O exemplo mais rotineiro que se observa no desvio funcional é o de servente de obras para função de pedreiro, vez que as tarefas de ambos os cargos se confundem e se complementam.Por isso, o empregador deve está atento para tais situações e manter fiscalização permanente, já que a distância entre as atividades é reduzida.

Por outro lado, existem desvios funcionais mais graves, tais como, empregado contratado para função de servente, exercendo a função de pedreiro fachadeiro, cuja atividade exige certificado de treinamento de trabalho em altura, nos moldes da Norma Regulamentadora nº 18, do Ministério do Trabalho e Emprego, assim como, a utilização dos EPI’sespecíficos e, não menos importante, experiência na execução desse tipo de atividade.

No caso citado acima, os riscos para o empregador são eminentes, tendo em vista que o funcionário na função desviada corre risco de sofrer acidente de trabalho, por não possuir nenhum dos requisitos para executar trabalho em altura, aumentando a chance de condenação em eventual ação, por impor ao trabalhador o despenho de função para o qual não fora contratado, além de expor o obreiro ao elevado risco de uma atividade para a qual não possui treinamento.

Desta feita, o desvio de função não se resume apenas à obrigação de pagamento das diferenças salariais, podendo tal fenômeno colocar o empregador em situação custosa, vez que, na construção civil, as funções existentes necessitam de equipamentos de proteção individual (EPI) especiais, com treinamentos específicos, e que se não fornecidos podem gerar doenças e acidentes e, após a dispensa, poderá gerar dano passível de indenização.
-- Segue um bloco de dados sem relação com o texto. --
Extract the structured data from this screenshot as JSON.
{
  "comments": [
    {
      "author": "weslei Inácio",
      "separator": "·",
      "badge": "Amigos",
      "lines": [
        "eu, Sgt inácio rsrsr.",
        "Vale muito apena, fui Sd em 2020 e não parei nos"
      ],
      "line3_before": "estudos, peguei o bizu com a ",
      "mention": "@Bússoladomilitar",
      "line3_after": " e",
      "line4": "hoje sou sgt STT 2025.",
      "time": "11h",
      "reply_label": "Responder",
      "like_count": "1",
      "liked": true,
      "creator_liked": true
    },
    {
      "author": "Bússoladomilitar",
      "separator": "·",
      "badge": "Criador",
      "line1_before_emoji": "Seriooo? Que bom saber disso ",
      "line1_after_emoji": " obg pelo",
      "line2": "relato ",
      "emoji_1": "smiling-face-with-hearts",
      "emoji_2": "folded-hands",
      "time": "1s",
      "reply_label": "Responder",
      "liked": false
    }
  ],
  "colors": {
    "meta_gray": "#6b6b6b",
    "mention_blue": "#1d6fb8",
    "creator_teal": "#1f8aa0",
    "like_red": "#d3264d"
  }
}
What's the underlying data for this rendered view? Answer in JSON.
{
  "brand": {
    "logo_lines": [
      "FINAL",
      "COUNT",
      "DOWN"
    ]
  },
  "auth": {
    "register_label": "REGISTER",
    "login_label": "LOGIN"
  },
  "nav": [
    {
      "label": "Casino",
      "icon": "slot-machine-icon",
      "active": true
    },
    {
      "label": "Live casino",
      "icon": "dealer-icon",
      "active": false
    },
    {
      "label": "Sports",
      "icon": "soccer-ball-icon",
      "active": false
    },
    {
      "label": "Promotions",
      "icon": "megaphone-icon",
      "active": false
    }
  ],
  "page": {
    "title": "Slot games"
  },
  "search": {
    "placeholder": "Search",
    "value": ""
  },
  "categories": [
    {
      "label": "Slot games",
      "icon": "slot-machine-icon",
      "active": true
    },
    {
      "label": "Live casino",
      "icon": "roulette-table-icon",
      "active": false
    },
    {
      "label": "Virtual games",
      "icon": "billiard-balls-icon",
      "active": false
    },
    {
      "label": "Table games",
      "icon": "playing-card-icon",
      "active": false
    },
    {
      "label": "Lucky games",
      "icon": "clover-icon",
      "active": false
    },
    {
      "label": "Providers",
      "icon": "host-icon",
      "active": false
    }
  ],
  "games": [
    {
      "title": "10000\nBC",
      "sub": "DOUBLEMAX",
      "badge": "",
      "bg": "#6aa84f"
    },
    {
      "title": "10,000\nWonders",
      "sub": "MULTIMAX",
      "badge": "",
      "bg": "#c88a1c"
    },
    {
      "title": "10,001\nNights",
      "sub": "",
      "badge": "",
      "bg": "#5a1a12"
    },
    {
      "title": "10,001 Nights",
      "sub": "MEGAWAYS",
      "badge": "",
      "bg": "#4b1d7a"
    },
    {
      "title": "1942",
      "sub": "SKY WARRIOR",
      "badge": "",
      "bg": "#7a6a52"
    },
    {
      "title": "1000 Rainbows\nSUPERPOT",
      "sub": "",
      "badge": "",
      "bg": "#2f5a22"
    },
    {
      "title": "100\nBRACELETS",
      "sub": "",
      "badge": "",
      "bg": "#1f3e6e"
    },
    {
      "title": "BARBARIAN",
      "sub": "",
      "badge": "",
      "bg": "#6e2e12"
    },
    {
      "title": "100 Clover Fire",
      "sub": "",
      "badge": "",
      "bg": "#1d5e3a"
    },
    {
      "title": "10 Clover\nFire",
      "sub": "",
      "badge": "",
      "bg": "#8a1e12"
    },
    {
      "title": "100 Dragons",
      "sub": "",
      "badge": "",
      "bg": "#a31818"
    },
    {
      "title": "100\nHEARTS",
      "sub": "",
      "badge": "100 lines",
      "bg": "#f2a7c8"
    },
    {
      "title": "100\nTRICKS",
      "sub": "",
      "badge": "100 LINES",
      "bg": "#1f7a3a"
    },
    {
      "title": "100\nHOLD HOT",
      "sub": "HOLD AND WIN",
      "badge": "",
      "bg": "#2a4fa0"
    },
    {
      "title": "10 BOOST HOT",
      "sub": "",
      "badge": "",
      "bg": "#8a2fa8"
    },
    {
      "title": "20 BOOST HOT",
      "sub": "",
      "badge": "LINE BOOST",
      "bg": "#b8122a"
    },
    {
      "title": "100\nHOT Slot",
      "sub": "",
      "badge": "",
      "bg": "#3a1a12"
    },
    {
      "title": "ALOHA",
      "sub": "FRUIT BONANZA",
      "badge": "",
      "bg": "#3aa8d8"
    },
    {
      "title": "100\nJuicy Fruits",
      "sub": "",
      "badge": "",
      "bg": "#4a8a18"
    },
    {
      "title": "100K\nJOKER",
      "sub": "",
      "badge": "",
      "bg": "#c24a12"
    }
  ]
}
Não obstante, é sabido que o Direito do Trabalho é orientado pelo princípio da Primazia da Realidade, e o que importa é a função efetivamente exercida e não a denominação do cargo, ou seja, na Justiça do Trabalho fica fácil o empregado provar o exercício da real função desempenhada, com a simples apresentação de prova testemunhal, sendo geralmente, o colega de trabalho que, diariamente, presencia o desvio funcional. Logo, restará comprovado nos autos que o trabalhador exercia funções de responsabilidades superiores às da qual fora contratado.

Diante da análise das causas e aplicações do desvio de função na construção civil, podemos extrair que as construtoras devem possuir controle eficaz sobre as tarefas e funções que seus colaboradores exercem, visto se tratar de um ambiente com muitos trabalhadores e atividades em prática ao mesmo tempo, com escopo de evitar prejuízos financeiros que podem ser evitados com fiscalização.

Por fim, o empregador deve ter conhecimento de que o desvio de função não se limita apenas às diferenças salariais, pois tal instituto poderá acarretar prejuízos financeiros mais significativos quando se tratar de casos com ocorrência de acidentes de trabalho e doenças, quando do exercício pelo trabalhador de função para qual não foi inicialmente contratado, podendo, o desvio funcional, gerar consequências bem mais graves das que se aparenta.